Further, the village and IML said the issues raised in the Janus case are quite different from those raised by the unions in this action, noting unions are private organizations, while the village is a public organization answerable to voters, and the IML is a public organization whose speech is dictated by its member local governments from throughout Illinois.
“The harm suffered by Janus is not the same as the harm alleged by Plaintiffs, which is general harm shared with all taxpayers who reside in one of the 1,260 Illinois municipalities that are members of the IML,” the village and IML wrote. “Janus, on the other hand, was not paying taxes to a public body for government speech. Rather, he was compelled to pay an agency fee to a union, a private entity, to which he did not want to belong and with which he disagreed regarding its private speech.
“Janus is not relevant to the instant case.”
Lincolnshire and the IML are represented in the case by attorneys Lorilea Buerkett and Daniel L. Hamilton, of the firm of Brown Hay & Stephens LLP, of Springfield, and Thomas G. DiCianni and Adam B. Simon, of the firm of Ancel Glink Diamond Bush DiCianni & Krafthefer P.C., of Chicago and Vernon Hills.

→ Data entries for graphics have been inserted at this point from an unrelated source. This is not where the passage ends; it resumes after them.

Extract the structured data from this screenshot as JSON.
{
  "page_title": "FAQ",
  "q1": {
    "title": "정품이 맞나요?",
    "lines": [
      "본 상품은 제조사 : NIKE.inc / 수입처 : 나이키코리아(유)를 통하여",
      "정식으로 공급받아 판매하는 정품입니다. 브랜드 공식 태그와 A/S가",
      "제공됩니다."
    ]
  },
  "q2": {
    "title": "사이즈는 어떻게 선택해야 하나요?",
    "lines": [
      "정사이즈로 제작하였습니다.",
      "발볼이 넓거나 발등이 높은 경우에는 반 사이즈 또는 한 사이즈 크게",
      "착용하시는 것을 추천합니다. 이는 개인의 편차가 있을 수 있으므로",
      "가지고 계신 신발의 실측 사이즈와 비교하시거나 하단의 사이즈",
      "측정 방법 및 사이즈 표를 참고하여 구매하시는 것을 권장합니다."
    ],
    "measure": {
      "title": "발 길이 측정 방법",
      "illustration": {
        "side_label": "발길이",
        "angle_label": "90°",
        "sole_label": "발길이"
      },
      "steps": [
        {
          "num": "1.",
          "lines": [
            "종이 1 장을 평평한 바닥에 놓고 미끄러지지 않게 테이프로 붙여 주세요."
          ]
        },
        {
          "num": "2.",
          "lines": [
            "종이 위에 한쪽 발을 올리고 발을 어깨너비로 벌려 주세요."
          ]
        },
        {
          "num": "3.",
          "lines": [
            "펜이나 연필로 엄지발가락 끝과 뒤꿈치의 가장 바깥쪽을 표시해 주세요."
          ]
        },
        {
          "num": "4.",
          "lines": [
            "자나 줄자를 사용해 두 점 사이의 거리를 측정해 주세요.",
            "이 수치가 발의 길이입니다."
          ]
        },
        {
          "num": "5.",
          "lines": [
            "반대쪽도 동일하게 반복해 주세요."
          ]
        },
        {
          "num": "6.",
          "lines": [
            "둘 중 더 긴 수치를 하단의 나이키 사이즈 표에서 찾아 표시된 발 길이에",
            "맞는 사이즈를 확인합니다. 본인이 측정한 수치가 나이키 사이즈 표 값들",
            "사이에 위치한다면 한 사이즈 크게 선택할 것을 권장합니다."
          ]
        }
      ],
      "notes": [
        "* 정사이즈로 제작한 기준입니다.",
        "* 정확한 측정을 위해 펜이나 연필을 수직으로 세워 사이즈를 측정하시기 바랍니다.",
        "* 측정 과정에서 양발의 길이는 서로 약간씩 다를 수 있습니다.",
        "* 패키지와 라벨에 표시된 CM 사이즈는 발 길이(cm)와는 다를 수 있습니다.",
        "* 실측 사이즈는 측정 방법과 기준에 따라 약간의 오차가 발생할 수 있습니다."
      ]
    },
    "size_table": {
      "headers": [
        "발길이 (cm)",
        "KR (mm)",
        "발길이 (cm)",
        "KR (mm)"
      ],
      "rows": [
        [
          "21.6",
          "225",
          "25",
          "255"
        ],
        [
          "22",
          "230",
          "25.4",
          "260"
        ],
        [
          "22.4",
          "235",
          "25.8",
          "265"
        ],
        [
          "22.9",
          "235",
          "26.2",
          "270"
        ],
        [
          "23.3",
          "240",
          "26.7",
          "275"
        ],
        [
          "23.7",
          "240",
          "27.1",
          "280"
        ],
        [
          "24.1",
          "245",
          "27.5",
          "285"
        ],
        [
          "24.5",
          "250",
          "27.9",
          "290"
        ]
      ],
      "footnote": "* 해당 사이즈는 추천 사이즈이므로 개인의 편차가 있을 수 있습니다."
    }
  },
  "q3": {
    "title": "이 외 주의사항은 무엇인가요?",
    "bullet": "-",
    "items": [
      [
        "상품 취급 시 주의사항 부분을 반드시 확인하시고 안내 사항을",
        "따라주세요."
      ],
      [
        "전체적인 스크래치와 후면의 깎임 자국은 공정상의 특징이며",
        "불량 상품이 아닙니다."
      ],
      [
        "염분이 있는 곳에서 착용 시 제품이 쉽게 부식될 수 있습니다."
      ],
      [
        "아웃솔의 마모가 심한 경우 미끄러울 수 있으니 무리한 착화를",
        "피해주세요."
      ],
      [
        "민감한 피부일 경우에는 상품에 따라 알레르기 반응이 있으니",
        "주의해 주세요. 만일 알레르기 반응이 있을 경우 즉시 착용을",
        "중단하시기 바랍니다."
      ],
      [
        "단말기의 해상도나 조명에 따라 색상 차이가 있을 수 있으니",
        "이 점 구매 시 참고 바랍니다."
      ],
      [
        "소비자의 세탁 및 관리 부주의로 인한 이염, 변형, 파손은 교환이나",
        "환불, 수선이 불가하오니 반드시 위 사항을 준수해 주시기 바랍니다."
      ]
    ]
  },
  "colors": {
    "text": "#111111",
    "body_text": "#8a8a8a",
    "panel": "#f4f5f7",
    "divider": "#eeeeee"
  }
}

The union plaintiffs are represented by Countryside-based Local 150 staff attorneys Dale D. Pierson, Kenneth Edwards, James Connolly Jr. and Robert Paszta; attorneys Marc R. Poulos, Kara M. Principe and Joseph Sweeney, of the Indiana Illinois Iowa Foundation for Fair Contracting; Kenneth D. Lamb, of Corboy & Demetrio P.C., of Chicago; and Terrance B. McGann and Karen M. Rioux, of the firm of McGann Ketterman & Rioux, of Chicago.